With the start of the NFL’s 99th season barely a month away, today we tackle how workers compensation applies to cumulative injuries on the field that later result in disability.

In a recently published decision, the California Court of Appeal rejected former defensive tackle Larry Tripplett’s attempt to get California workers compensation for cumulative trauma (CT) he sustained during his playing career from 2002-2008. Tripplett spent the first four years with the Indianapolis Colts. He played only two of 110 games in his career in California.

To get workers compensation in California against the Colts for his CT disability, Tripplett had to show either: (1) the Colts hired him in California or (2) his CT ripened into a disability here.

Tripplett and the Colts signed Tripplett’s contract in Indiana. That Tripplett’s agent had negotiated Tripplett’s deal from Newport Beach, said the appellate court, did not show Tripplett was hired here because Tripplett retained the right to reject any contract his agent negotiated.

The court also found that it didn’t matter that injuries from Tripplett’s two games in California may have contributed to his disability. Under California law, cumulative injuries occur when those injuries ripen into a disability or when the employee knew or should have known the disability resulted from his current or prior employment. Tripplett’s CT ripened into a disability in retirement.

But why did Tripplett apply for workers compensation in California at all? And why did dozens of sports leagues and teams successfully petition the Court of Appeal to publish this ruling so it could be cited in future cases?

Tripplett’s attorney did not respond to my email inquiry. The attorney for the Colts’ workers compensation insurer did. Melissa Amitrano, a certified workers compensation specialist with Pearlman, Brown & Wax, explained that California is among the few states that award workers compensation for cumulative workplace injuries, in addition to injury caused by a specific incident. The most familiar form of work-related CT is carpal tunnel syndrome.
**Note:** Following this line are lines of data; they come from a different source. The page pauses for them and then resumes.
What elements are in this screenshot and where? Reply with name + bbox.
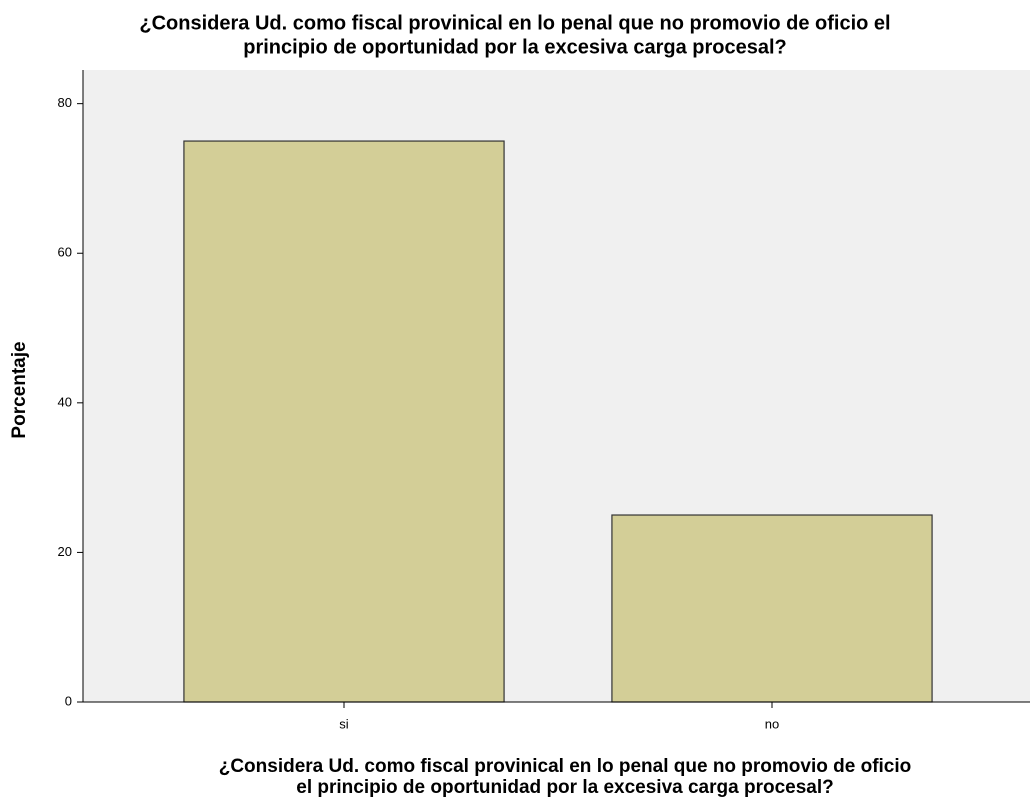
bar [611, 514, 933, 703]
y-tick-label: 60 [58, 245, 72, 260]
y-tick-label: 80 [58, 95, 72, 110]
y-axis-label: Porcentaje [9, 341, 30, 438]
y-tick-label: 20 [58, 544, 72, 559]
x-axis-label: el principio de oportunidad por la exces… [296, 777, 833, 798]
x-axis-label: ¿Considera Ud. como fiscal provinical en… [219, 756, 912, 777]
bar [183, 140, 505, 703]
chart-title: principio de oportunidad por la excesiva… [243, 36, 787, 58]
y-tick-label: 40 [58, 394, 72, 409]
y-tick-label: 0 [65, 693, 72, 708]
x-tick-label: no [765, 716, 779, 731]
x-tick-label: si [339, 716, 349, 731]
chart-title: ¿Considera Ud. como fiscal provinical en… [139, 12, 890, 34]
According to a December 2016 California Workers’ Compensation Institute report on CT in California workers compensation system, “[s]ome states prohibit CT claims altogether; others impose a higher causation standard or require a higher standard of proof that the cumulative injury occurred at work” than California does. California requires a claimant to show the workplace injury to have contributed only 1 percent to the resulting disability and to show only that it was more likely than not the injury occurred at work.

Moreover, the report’s lead author Stacy Jones told me, the time to submit a CT claim in California may not begin running until a physician tells a claimant for the first time that cumulative injuries are “related to what [the worker] has been doing for the past 15 years.” “Many professional athletes,” said Amitrano, “are advised to elect California as the preferred state to seek compensation benefits. . . . [T]he statute of limitations is liberal, potentially allowing players to file years after retirement if they had no knowledge of their injury or their right to benefits.”
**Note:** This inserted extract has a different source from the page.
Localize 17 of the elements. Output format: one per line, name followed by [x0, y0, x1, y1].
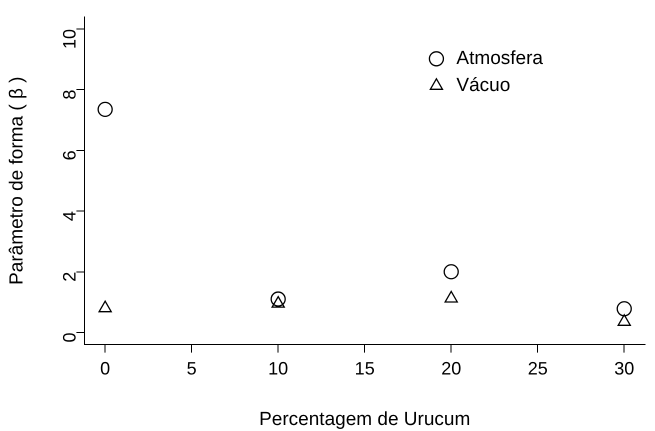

That explains why so many professional leagues and teams wanted the Tripplett opinion published. Amitrano wrote that these leagues “are continually confronted with cumulative trauma claims of injury being filed in California for their prior employees when those employees (like Tripplett) were hired outside of California for an out-of-state employer and the work was predominately performed outside of the state.” Each claim by a professional athlete can run hundreds of thousands of dollars.

That also explains why professional major and minor baseball, basketball, football, ice hockey, and soccer leagues and teams successfully lobbied five years ago for a law generally barring pro athletes in those sports who spend fewer than two years, or less than 20 percent of their career, playing for a California team from claiming California workers compensation. The new law applied only to claims submitted after September 14, 2013 so it did not apply to Tripplett, who first sought benefits in 2009.
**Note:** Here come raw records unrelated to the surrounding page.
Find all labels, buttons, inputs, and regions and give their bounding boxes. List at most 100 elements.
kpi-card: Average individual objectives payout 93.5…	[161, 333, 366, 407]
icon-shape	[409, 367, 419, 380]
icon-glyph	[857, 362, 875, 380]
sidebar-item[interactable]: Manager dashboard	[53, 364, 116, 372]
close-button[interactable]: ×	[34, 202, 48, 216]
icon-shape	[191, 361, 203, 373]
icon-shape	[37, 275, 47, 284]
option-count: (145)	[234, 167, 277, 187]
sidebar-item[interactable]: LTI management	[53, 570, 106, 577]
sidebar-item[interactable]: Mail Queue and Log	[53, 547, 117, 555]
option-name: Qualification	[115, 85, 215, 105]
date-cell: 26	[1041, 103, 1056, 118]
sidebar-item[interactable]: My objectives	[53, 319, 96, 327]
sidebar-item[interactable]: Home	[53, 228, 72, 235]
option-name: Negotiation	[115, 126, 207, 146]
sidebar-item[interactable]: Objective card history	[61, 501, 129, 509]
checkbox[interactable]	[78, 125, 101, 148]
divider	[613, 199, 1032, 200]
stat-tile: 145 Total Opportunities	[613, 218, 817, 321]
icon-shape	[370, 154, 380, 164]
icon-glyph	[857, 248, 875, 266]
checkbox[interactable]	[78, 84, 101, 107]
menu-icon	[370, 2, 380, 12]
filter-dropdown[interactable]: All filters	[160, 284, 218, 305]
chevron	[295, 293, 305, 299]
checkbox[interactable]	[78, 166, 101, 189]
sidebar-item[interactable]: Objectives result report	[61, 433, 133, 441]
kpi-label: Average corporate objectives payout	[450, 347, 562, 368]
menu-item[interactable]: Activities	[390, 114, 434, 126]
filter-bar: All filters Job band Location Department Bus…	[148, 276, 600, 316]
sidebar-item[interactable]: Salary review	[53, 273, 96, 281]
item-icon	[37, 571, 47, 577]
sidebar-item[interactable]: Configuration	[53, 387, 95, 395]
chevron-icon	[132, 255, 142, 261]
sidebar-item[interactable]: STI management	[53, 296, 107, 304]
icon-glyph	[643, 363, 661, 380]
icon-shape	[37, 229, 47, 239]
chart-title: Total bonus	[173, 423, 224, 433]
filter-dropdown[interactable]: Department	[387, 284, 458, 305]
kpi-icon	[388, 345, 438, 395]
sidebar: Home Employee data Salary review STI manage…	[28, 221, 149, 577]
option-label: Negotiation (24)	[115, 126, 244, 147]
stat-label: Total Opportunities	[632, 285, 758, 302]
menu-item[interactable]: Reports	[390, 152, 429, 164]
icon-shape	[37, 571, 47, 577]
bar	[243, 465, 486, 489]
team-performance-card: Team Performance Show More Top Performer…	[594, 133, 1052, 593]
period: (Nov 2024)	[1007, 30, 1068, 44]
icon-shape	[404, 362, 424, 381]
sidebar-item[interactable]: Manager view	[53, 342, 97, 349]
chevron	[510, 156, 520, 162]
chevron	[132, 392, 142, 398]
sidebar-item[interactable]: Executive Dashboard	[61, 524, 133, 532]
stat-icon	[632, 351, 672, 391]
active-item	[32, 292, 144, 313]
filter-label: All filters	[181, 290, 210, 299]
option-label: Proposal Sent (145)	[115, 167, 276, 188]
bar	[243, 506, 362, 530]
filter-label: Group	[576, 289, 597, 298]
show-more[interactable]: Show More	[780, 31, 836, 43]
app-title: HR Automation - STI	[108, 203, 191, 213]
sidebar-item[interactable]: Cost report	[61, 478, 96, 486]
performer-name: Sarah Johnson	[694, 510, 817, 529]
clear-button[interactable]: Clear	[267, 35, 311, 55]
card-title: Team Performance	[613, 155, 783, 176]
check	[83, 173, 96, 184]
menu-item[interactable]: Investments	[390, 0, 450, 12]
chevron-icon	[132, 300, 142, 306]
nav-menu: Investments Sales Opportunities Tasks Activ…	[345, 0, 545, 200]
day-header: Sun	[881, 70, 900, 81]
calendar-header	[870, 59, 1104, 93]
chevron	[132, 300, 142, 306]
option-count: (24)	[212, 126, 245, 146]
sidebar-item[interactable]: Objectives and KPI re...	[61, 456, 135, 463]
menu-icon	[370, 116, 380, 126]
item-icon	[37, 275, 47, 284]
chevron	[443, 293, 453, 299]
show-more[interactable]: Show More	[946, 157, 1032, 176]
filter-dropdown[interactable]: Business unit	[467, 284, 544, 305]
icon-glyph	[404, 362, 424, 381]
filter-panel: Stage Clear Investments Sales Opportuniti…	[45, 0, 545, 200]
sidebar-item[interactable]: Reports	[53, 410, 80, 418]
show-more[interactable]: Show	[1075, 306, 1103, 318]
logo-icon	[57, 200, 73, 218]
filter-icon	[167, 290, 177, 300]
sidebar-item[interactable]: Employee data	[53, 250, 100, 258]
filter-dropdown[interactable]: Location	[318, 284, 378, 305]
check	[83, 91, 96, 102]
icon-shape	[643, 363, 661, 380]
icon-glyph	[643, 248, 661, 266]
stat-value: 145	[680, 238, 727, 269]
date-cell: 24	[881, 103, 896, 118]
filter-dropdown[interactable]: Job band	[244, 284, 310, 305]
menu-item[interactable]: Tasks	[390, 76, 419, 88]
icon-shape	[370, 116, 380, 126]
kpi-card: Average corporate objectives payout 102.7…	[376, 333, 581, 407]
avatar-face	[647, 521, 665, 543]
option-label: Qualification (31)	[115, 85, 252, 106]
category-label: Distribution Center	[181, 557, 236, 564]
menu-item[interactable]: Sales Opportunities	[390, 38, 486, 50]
A legislative analyst said the 2013 measure was partly aimed at relieving Californians of avoidable increases in workers compensation rates attributable to claims filed against out-of-state teams by athletes who may “have already received workers compensation benefits from other states, as well as employment benefits covering the same losses they are seeking compensation for in California.”

According to Jones, the upshot is a decline in sports-related CT claims even with observable growth in such claims overall.